Among people with post-COVID conditions, all types of distress were associated with an increased risk of impaired daily living (RR range, 1.15 – 1.51).

Lead author Andrea Roberts, PhD, principal investigator at the Harvard TH Chan School of Public Health, noted that the investigators did not examine the biological mechanisms potentially underlying the association they found.

However, “based on previous research, it may be that inflammation and immune dysregulation related to psychological distress play a role in the association of distress with long COVID, but we cannot be sure” , Roberts said.

Contribute to the field

Commenting for Medscape Medical NewsYapeng Su, PhD, a postdoctoral researcher at the Fred Hutchinson Cancer Research Center in Seattle, Washington, called the study “great work contributing to the long COVID research field and revealing important links” with psychological stress before infection. .

Su, who was not involved in the study, was previously at the Institute for Systems Biology writing about the long COVID.

He noted that “the biological mechanism of such an intriguing linkage is certainly the next important step, which will likely require extensive phenotyping of biological samples from these patients longitudinally.”

Wang pointed to previous research suggesting that some patients with mental illness “sometimes develop autoantibodies that have also been associated with an increased risk of long-term COVID.” Additionally, depression “affects the brain in ways that may explain some cognitive symptoms in long COVID,” she added.

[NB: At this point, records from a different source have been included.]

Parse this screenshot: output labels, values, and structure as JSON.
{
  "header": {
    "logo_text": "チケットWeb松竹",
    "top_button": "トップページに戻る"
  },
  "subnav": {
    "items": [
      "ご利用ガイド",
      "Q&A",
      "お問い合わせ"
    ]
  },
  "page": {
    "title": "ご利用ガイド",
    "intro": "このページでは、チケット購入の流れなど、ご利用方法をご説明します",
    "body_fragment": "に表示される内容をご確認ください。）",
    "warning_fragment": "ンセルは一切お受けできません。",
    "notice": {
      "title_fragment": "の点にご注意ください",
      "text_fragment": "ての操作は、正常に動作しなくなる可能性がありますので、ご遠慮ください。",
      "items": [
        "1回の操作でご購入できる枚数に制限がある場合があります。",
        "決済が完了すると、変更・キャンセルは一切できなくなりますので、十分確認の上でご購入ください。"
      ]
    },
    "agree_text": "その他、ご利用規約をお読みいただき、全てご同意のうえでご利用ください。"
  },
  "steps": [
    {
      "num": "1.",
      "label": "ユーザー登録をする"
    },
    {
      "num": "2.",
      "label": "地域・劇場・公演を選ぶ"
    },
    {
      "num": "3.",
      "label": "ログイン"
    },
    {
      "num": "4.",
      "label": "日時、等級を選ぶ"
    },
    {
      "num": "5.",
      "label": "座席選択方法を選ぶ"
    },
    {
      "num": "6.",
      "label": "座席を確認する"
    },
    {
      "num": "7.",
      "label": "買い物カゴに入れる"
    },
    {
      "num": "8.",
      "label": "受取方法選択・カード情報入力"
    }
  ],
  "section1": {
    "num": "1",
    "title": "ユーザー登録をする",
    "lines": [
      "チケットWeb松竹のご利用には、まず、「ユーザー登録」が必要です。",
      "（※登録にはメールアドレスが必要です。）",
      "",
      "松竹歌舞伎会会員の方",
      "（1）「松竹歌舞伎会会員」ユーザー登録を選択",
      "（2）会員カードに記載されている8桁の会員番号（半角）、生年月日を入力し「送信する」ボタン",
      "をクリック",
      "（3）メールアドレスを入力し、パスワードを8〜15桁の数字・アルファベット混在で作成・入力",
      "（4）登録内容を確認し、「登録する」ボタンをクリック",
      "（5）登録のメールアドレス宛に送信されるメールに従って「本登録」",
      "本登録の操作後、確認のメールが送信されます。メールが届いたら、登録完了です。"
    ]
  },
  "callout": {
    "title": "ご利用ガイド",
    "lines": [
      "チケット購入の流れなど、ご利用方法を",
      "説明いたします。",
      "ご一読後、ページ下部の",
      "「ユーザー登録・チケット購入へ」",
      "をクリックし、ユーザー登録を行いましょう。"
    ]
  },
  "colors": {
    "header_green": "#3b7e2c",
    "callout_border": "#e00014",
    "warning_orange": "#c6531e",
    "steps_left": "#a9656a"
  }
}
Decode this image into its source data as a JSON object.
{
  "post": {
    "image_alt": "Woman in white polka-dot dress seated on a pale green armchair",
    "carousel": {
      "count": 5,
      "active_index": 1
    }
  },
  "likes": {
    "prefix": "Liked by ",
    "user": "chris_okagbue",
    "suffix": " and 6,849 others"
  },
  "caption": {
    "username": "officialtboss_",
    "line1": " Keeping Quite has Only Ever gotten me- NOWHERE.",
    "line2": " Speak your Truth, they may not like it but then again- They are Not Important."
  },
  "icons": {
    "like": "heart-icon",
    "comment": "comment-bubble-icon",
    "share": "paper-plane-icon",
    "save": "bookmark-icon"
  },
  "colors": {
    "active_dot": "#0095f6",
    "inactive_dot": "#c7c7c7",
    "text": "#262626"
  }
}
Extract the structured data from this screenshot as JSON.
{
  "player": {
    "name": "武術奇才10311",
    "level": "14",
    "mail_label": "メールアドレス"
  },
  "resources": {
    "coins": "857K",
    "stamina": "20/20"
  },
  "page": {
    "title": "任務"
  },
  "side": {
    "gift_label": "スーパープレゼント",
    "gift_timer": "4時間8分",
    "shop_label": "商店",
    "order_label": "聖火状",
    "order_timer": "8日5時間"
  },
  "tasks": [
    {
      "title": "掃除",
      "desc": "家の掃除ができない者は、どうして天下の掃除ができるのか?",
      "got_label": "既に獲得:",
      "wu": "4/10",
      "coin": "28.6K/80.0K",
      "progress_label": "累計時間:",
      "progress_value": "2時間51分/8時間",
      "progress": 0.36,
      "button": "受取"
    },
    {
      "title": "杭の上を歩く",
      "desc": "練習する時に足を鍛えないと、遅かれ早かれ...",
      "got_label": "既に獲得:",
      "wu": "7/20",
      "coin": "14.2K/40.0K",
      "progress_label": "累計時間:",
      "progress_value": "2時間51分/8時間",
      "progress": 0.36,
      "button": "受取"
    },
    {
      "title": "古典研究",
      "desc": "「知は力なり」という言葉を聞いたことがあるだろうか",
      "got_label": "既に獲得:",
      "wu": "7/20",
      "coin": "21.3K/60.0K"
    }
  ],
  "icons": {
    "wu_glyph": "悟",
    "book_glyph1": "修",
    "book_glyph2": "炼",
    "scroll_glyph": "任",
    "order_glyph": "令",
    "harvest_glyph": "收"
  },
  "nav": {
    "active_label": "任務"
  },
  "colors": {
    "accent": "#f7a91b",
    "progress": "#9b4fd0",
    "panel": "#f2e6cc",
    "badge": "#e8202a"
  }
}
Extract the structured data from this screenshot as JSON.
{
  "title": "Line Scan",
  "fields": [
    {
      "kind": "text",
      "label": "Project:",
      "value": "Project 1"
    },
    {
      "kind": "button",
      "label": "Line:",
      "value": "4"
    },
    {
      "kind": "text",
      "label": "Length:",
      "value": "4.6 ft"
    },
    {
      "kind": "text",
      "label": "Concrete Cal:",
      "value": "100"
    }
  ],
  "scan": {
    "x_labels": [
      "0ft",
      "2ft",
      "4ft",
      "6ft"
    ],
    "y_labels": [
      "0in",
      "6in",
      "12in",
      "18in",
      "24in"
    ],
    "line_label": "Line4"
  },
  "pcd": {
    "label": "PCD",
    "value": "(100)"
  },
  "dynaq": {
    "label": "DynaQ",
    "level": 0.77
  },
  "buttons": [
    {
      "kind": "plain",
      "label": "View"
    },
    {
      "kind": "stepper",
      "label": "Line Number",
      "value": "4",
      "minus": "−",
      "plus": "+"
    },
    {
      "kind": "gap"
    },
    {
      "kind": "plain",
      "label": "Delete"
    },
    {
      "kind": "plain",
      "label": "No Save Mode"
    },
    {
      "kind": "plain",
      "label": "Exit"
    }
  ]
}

More studies are now needed to understand how psychological distress increases the risk of prolonged COVID, Wang said.

The research was supported by grants from the Eunice Kennedy Shriver National Institute of Child Health and Human Development, National Institutes of Health, Dean’s Fund for Scientific Advancement Acceleration Award, Harvard TH Chan School of Public Health, Massachusetts Consortium on Pathogen Readiness Evergrande COVID-19 Response Fund Award and Veterans Health Services Research and Development Service funds. Wang and Roberts reported no relevant financial relationship. Revelations from other investigators are listed in the original article. Su does not report any relevant financial relationship.

JAMA Psychiatry. Published online September 7, 2022. Full article

Batya Swift Yasgur, MA, LSW, is a freelance writer with a consulting firm in Teaneck, NJ. She is a regular contributor to numerous medical publications, including Medscape and WebMD, and is the author of several consumer health books as well as Behind the Burqa: Our Lives in Afghanistan and How We Escaped to Freedom (the memoirs of two brave Afghan sisters who told her their story).